As you can see, the skip table is a very random data structure. Even if the elements are re inserted in the same order, the generated skip table may be completely different and capricious. Therefore, I like the data structure of jump table very much.

**Fourth question: the process of inserting elements is described above. What is the deletion process like?**

In the deletion process, we should first find the elements. However, there are some small differences, very small differences, which are difficult to describe. For example, to delete the element 6, can I come from the path H2 – > 6 – > 6?

No, because from this path, after deleting index 6 of the first layer, the line 3 – > 9 cannot be repaired. Therefore, when deleting an element, you can only take the path H2 – > H1 – > 3 – > 3 – > 4 – > 6, and remember the last index of each layer on the way, so that the index of each layer can be correctly repaired after deleting the element 6.

Delete 6 as follows:

Well, at this point, I can’t help but think of a small optimization item in the Java skipping table concurrentskiplistmap. In the concurrentskiplistmap, whether search, insert, or delete, they all follow the same search path as delete. In fact, we can simply optimize it, and we can take another path when inserting and searching.

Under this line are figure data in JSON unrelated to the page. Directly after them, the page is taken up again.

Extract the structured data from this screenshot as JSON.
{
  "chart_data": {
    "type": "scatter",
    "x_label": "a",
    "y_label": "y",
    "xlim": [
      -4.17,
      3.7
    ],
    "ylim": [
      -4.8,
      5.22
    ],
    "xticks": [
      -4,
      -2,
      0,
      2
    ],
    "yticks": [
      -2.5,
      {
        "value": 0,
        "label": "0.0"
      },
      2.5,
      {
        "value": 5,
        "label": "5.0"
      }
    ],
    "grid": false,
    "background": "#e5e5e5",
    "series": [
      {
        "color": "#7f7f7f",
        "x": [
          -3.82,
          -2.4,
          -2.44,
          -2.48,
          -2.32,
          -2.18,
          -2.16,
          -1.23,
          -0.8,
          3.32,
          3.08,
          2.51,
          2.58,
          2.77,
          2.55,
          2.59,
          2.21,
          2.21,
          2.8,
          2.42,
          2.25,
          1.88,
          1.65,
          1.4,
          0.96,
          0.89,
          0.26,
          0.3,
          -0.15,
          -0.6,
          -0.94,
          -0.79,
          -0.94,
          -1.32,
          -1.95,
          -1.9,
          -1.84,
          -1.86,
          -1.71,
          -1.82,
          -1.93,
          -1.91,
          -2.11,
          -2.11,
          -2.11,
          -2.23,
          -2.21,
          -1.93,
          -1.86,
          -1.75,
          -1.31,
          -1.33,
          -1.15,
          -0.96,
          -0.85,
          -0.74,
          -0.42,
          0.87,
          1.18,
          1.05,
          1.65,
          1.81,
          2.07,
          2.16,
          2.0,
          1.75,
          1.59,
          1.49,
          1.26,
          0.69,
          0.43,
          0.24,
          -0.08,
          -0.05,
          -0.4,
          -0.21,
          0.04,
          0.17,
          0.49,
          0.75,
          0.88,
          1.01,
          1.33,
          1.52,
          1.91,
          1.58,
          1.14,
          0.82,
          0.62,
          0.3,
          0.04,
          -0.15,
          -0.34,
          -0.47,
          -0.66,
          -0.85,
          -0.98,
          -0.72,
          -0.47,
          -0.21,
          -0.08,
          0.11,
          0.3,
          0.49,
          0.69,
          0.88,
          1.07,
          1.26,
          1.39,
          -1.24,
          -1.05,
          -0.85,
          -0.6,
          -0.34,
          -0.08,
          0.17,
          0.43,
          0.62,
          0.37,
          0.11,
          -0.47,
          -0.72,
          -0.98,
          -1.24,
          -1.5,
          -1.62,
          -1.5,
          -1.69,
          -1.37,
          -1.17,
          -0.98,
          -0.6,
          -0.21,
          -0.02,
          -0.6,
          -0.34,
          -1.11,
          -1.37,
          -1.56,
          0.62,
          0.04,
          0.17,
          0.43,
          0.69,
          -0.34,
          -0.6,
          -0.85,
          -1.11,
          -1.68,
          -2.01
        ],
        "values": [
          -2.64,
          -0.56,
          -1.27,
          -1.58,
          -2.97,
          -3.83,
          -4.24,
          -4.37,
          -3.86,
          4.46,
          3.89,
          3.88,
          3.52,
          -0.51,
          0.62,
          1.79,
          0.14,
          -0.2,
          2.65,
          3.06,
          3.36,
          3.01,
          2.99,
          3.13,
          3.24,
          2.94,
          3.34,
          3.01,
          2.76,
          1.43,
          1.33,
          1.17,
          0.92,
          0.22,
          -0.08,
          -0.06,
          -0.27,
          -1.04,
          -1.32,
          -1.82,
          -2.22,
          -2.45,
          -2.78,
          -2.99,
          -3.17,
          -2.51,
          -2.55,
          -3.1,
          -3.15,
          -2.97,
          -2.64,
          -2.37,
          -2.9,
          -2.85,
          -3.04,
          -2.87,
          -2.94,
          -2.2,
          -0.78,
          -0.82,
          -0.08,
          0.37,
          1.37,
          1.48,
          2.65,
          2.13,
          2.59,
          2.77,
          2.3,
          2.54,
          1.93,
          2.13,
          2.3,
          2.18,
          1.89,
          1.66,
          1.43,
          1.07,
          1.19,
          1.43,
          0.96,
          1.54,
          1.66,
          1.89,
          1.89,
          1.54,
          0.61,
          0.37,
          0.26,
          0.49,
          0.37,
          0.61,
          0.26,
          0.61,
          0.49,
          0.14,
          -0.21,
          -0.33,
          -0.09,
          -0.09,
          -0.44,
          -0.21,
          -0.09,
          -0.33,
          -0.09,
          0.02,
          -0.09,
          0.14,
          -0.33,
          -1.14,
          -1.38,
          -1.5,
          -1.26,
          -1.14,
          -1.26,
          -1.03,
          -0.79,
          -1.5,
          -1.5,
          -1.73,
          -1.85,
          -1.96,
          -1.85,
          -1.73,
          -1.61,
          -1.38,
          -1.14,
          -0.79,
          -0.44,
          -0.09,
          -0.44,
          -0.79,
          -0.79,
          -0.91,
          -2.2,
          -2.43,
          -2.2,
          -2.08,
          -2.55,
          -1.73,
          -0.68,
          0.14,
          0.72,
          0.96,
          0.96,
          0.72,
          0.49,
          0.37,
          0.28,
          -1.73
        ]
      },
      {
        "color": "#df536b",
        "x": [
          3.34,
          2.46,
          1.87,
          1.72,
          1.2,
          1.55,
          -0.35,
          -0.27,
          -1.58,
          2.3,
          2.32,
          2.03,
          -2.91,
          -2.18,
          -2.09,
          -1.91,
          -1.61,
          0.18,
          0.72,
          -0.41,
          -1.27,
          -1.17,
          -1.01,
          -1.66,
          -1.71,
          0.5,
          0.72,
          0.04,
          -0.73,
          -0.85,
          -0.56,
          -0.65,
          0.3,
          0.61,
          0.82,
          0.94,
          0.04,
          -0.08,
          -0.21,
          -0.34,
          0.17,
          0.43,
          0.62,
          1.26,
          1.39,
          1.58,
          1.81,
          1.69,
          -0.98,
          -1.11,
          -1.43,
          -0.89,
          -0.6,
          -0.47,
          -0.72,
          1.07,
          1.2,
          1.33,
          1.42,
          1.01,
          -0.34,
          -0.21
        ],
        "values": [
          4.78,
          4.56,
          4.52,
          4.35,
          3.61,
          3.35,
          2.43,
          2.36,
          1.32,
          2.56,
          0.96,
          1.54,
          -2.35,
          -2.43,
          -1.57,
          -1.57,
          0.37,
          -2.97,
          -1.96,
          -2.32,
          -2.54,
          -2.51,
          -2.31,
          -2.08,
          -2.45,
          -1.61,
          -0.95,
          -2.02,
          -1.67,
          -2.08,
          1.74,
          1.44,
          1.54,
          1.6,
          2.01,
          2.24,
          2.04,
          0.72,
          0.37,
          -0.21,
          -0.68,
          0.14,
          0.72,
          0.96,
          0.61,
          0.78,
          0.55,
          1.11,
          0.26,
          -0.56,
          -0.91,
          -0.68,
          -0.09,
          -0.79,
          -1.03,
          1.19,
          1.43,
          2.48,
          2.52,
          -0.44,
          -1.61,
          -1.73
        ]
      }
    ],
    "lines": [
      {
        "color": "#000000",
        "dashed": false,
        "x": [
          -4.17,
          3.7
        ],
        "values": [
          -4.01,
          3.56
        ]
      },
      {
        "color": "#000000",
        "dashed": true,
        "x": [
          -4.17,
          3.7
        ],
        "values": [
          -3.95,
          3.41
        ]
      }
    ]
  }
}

The source code analysis of my classmate skipplist can be analyzed

Well, that’s all we have to say about the theory of skip watch.

# Postscript

In this section, we show the whole process of searching, inserting, and deleting elements in the skip table completely and clearly by means of step-by-step diagram. Did you get it? Can you hang up the interviewer?

However, many students may say “talk is leap, show me the code”, OK. In the next section, I will show you the details of jump table implementation in code, and rewrite HashMap and next part with jump table.

Pay attention to the princess “tongge read the source code” to unlock more source code, foundation and architecture knowledge.